Gheorghina Gligor

Thoughts on Coding, Software Architecture, Solving Business Problems, Growing as an Engineer and more importantly, growing as a Leader.

Email address:

Designing Distributed Business Process Models

14 Feb 2023 » workflows, distributed workflows, scalability, resiliency, orchestration, choreography

Designing Distributed Workflows

Once moving away from a monolithic solution to distributed systems, the collaboration and coordination between various domains increases in complexity. In order to enable more domains to contribute to an outcome, depending on the level of coordination required, two fundamental patterns can be considered for the services collaboration models: orchestration or choreography.

Each pattern has its own distinct characteristics, benefits, drawbacks, and recommended use cases.

The choice between orchestration and choreography depends on the specific requirements of the system and the trade-offs that need to be made.

Orchestration offers centralized control and easier management but introduces a single point of failure and coordination overhead.

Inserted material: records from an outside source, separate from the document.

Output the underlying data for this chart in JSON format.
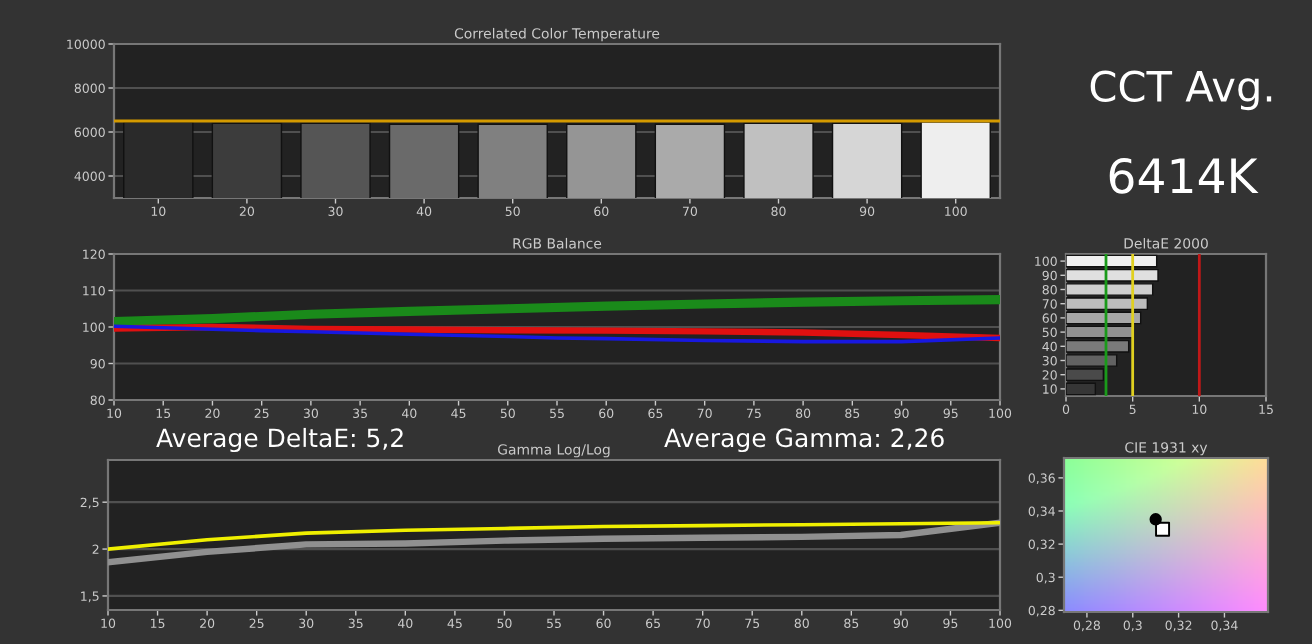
{
  "chart_data": [
    {
      "type": "bar",
      "title": "Correlated Color Temperature",
      "categories": [
        "10",
        "20",
        "30",
        "40",
        "50",
        "60",
        "70",
        "80",
        "90",
        "100"
      ],
      "values": [
        6450,
        6400,
        6400,
        6350,
        6350,
        6350,
        6350,
        6400,
        6400,
        6450
      ],
      "colors": [
        "#2a2a2a",
        "#3c3c3c",
        "#555555",
        "#6a6a6a",
        "#808080",
        "#959595",
        "#aaaaaa",
        "#c0c0c0",
        "#d6d6d6",
        "#eeeeee"
      ],
      "ylim": [
        3000,
        10000
      ],
      "yticks": [
        4000,
        6000,
        8000,
        10000
      ],
      "grid": "y",
      "legend": false,
      "ref_lines": [
        {
          "axis": "y",
          "value": 6500,
          "color": "#d49a00"
        }
      ]
    },
    {
      "type": "line",
      "title": "RGB Balance",
      "xlim": [
        10,
        100
      ],
      "xticks": [
        10,
        15,
        20,
        25,
        30,
        35,
        40,
        45,
        50,
        55,
        60,
        65,
        70,
        75,
        80,
        85,
        90,
        95,
        100
      ],
      "ylim": [
        80,
        120
      ],
      "yticks": [
        80,
        90,
        100,
        110,
        120
      ],
      "grid": "y",
      "legend": false,
      "series": [
        {
          "color": "#1a8a1a",
          "x": [
            10,
            20,
            30,
            40,
            50,
            60,
            70,
            80,
            90,
            100
          ],
          "values": [
            101.5,
            102.3,
            103.5,
            104.3,
            105,
            105.7,
            106.3,
            106.8,
            107.2,
            107.5
          ]
        },
        {
          "color": "#e01010",
          "x": [
            10,
            20,
            30,
            40,
            50,
            60,
            70,
            80,
            90,
            100
          ],
          "values": [
            99.6,
            100,
            99.5,
            99.3,
            99.1,
            99,
            98.8,
            98.5,
            97.8,
            97
          ]
        },
        {
          "color": "#1818e0",
          "x": [
            10,
            20,
            25,
            30,
            40,
            50,
            55,
            60,
            70,
            80,
            90,
            100
          ],
          "values": [
            100.2,
            99.4,
            99,
            98.7,
            98,
            97.4,
            97,
            96.8,
            96.3,
            96,
            96,
            97
          ]
        }
      ]
    },
    {
      "type": "line",
      "title": "Gamma Log/Log",
      "xlim": [
        10,
        100
      ],
      "xticks": [
        10,
        15,
        20,
        25,
        30,
        35,
        40,
        45,
        50,
        55,
        60,
        65,
        70,
        75,
        80,
        85,
        90,
        95,
        100
      ],
      "ylim": [
        1.35,
        2.95
      ],
      "yticks": [
        {
          "value": 1.5,
          "label": "1,5"
        },
        2,
        {
          "value": 2.5,
          "label": "2,5"
        }
      ],
      "grid": "y",
      "legend": false,
      "series": [
        {
          "color": "#909090",
          "x": [
            10,
            20,
            30,
            40,
            50,
            60,
            70,
            80,
            90,
            100
          ],
          "values": [
            1.86,
            1.97,
            2.05,
            2.06,
            2.09,
            2.11,
            2.12,
            2.13,
            2.15,
            2.28
          ]
        },
        {
          "color": "#f0f000",
          "x": [
            10,
            20,
            30,
            40,
            50,
            60,
            70,
            80,
            90,
            100
          ],
          "values": [
            2.0,
            2.1,
            2.17,
            2.2,
            2.22,
            2.24,
            2.25,
            2.26,
            2.27,
            2.28
          ]
        }
      ]
    },
    {
      "type": "bar",
      "orientation": "horizontal",
      "title": "DeltaE 2000",
      "categories": [
        "100",
        "90",
        "80",
        "70",
        "60",
        "50",
        "40",
        "30",
        "20",
        "10"
      ],
      "values": [
        6.8,
        6.9,
        6.5,
        6.1,
        5.6,
        5.0,
        4.7,
        3.8,
        2.8,
        2.2
      ],
      "colors": [
        "#f0f0f0",
        "#e0e0e0",
        "#cfcfcf",
        "#bdbdbd",
        "#a8a8a8",
        "#929292",
        "#7a7a7a",
        "#626262",
        "#4a4a4a",
        "#363636"
      ],
      "xlim": [
        0,
        15
      ],
      "xticks": [
        0,
        5,
        10,
        15
      ],
      "grid": false,
      "legend": false,
      "ref_lines": [
        {
          "axis": "x",
          "value": 3,
          "color": "#1a9a1a"
        },
        {
          "axis": "x",
          "value": 5,
          "color": "#e0d020"
        },
        {
          "axis": "x",
          "value": 10,
          "color": "#c01818"
        }
      ]
    },
    {
      "type": "scatter",
      "title": "CIE 1931 xy",
      "xlim": [
        0.27,
        0.359
      ],
      "ylim": [
        0.279,
        0.372
      ],
      "xticks": [
        {
          "value": 0.28,
          "label": "0,28"
        },
        {
          "value": 0.3,
          "label": "0,3"
        },
        {
          "value": 0.32,
          "label": "0,32"
        },
        {
          "value": 0.34,
          "label": "0,34"
        }
      ],
      "yticks": [
        {
          "value": 0.28,
          "label": "0,28"
        },
        {
          "value": 0.3,
          "label": "0,3"
        },
        {
          "value": 0.32,
          "label": "0,32"
        },
        {
          "value": 0.34,
          "label": "0,34"
        },
        {
          "value": 0.36,
          "label": "0,36"
        }
      ],
      "grid": false,
      "legend": false,
      "series": [
        {
          "color": "#000000",
          "marker": "square",
          "x": [
            0.313
          ],
          "values": [
            0.329
          ]
        },
        {
          "color": "#000000",
          "marker": "circle",
          "x": [
            0.31
          ],
          "values": [
            0.335
          ]
        }
      ]
    },
    {
      "type": "other",
      "annotations": [
        "CCT Avg.",
        "6414K",
        "Average DeltaE: 5,2",
        "Average Gamma: 2,26"
      ]
    }
  ]
}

Choreography provides decentralized autonomy and loose coupling but lacks global visibility and can be complex to debug.

Understanding the characteristics and considering the pros and cons of each pattern can help architects and developers make informed decisions about which approach to adopt in their microservices architecture.

Architecture Principles

There are a few key architecture principles which have to be taken into account for building the capabilities of shaping workflows in distributed systems.

These principles are meant as guidelines which can simplify the process and reduce the complexity of dealing with multiple systems:

  1. Each system shall be the single source of truth for one particular domain boundary. This is a general best practice while dealing with distributed systems. This principle keeps communication clear and the systems dependencies small. It simplifies the architecture decisions and technical solutions in general.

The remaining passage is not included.